Но вдруг по лицу его пробегает точно судорога, не то испуг, не то глубокое огорчение. Солнце тонет на минуту в широком мглистом пятне и показывается из облака уже значительно ущербленным. Теперь уже это видно простым глазом, чему помогает тонкий пар, который всё еще курится в воздухе, смягчая ослепительный блеск. <…>
Какой-то мужичок "из Пучежа" въезжает на площадь, торопливо поворачивает к забору и начинает выпрягать лошадь, как будто его внезапно застигла ночь и он собрался на ночлег. Подвязав лошадь к возу, он растерянно смотрит на холм с инструментами, на толпу людей с побледневшими лицами, потом находит глазами церковь и начинает креститься <…>
И какая-то старушка набегает на меня, торопливо спускаясь с холма.
– Куда ты, тетка?
– Домой, родимый, домой: помирать, видно, всем, помирать, с детками с малыми...

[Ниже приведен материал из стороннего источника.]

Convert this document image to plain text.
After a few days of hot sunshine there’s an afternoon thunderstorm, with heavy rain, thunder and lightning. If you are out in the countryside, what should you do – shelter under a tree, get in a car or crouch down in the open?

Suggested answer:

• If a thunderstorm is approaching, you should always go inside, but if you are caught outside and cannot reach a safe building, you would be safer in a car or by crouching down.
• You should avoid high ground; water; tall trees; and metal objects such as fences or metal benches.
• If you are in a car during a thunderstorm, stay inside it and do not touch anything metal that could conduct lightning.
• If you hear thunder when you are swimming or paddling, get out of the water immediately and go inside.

Вдоль берега в сумраке надвигается к нам какое-то темное пятно, из которого слышен смешанный, всё усиливающийся голос. Это кучка фабричных. Впереди, размахивая руками, шагает угрюмый атлет рабочий, который сидел со мной на мосту. Я иду к ним по отмели навстречу. Прошло не более пятнадцати секунд. Все мы стояли вместе, подняв глаза кверху, туда, где всё еще продолжалась молчаливая борьба света и тьмы, как вдруг вверху, с правой стороны, вспыхнула искорка, и сразу лица моих собеседников осветились. Солнце, солнце!.."
И вот Владимир Галактионович сообщает: "Мы сидели уже на пароходе, когда последний след затмения соскользнул ни для кого уже незаметно с просиявшего солнечного диска".
Так благодаря внимательности замечательного русского писателя мы имеем возможность спустя десятилетия побывать в уездном городке и получить представление о том, как мыслили наши предки.